The Dictionary of National Biography
Founded in 1882 by George Smith

From the Earliest Times to 1900
Volumes 1-22
Staveley, William (1784-1854), lieutenant-general, born at York on 29 July 1784, was the son of William Staveley of York, by Henrietta, born Henderson, a native of Caithness. He was commissioned as ensign in the Caithness legion in 1798, served with it in Ireland during the rebellion of that year, and when it was disbanded obtained a commission in the royal staff corps on 14 July 1804. He became lieutenant on 21 April 1808, and joined Wellesley's army at Oporto in May 1809. He served on the staff of the quartermaster-general throughout the Peninsular war, and was present at Talavera, Fuentes de Onoro, Vittoria, the battle of the Pyrenees, and Toulouse, besides the sieges of Ciudad Rodrigo and Badajos, and many minor actions.

At Ciudad Rodrigo he volunteered to act as guide to the stormers of the light division, and was one of the first men to reach the top of the smaller breach. He was stunned by the explosion which took place as the troops made their way along the ramparts, and he was picked up for dead. On 6 May 1813 he was given a company in the royal African corps, and on 15 Dec. 1814 a brevet majority.

He returned to the royal staff corps on 12 Jan. 1815, and went with a detachment of it to the Netherlands in April. He was on the headquarter staff at Waterloo. In a letter of 22 June he wrote: 'Blucher sent word at one o'clock that he would attack in half an hour. At four Lord Wellington sent me to him to see what he was about, and tell him how well were getting on. I rode all along our line at full gallop, and, after crossing the country about two miles to our left, found him. He told me to tell Lord Wellington that he would attack as soon as he could form his men, which would probably be in an hour or less, but he did not come up with the enemy until they were fairly driven from the field.' He was made brevet lieutenant-colonel and C.B., and subsequently received the Peninsular war medal with eight clasps, the Waterloo medal, and one of the rewards for distinguished service.

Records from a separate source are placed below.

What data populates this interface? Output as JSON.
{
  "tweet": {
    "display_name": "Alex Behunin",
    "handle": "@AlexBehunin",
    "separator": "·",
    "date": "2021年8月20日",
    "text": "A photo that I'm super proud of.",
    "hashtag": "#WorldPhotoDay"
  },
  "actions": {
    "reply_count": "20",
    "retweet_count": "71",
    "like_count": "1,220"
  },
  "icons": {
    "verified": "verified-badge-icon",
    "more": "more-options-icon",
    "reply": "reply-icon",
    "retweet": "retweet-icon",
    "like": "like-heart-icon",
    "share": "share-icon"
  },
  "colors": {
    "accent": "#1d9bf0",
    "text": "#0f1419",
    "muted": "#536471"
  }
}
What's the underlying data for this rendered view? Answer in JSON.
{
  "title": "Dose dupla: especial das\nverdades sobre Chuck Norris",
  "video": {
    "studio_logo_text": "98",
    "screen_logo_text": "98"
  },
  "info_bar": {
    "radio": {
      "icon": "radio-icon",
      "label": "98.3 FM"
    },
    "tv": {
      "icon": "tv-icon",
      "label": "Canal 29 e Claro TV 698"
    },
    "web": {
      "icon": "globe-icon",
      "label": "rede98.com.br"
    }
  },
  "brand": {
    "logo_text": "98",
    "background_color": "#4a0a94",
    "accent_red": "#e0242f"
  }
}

He was one of two officers sent into Paris to carry out the terms of the convention of 3 July, and was severely wounded by some French soldiers in the suburbs of the city. He remained in France during the occupation of the allies, returned to England in 1818, and was sent with his company to Mauritius in 1821. He remained there twenty-six years, being appointed deputy quartermaster- general and commandant of Port Louis on 29 Sept. 1825, and acting as governor for several months in 1842. When he left the colony he received an address from the inhabitants, to whom he had always shown himself 'juste, impartial, affiable, bienveillant envers chacun.'

Staveley was promoted colonel on 10 Jan. 1837, and major-general on 9 Nov. 1846. A year afterwards he left Mauritius for Hong Kong, where he commanded the troops for three years. In March 1851 he took up the command of a division of the Bombay army, and in the following year held the command-in-chief for several months. In August 1853 he was given the colonelcy of the 94th foot, and was appointed commander-in-chief at Madras with the local rank of lieutenant-general. He took up this command on 27 Oct. He died suddenly on 4 April 1854 on his way to the Nilgiri Hills, and was buried at Utakamand. He married, on 23 Jan. 1817, Sarah, daughter of Thomas Mather, and left, with other issue, Sir Charles William Dunbar Staveley [q.v.] The inhabitants of Mauritius put up a table to his memory in the protestant church at Port Louis, and a duplicate was erected in the cathedral at Madras. [Gent. Mag. 1854, ii. 390; Reminiscences of Lieutenant-general Staveley, printed for private circulation in 1866; private information] E. M. L.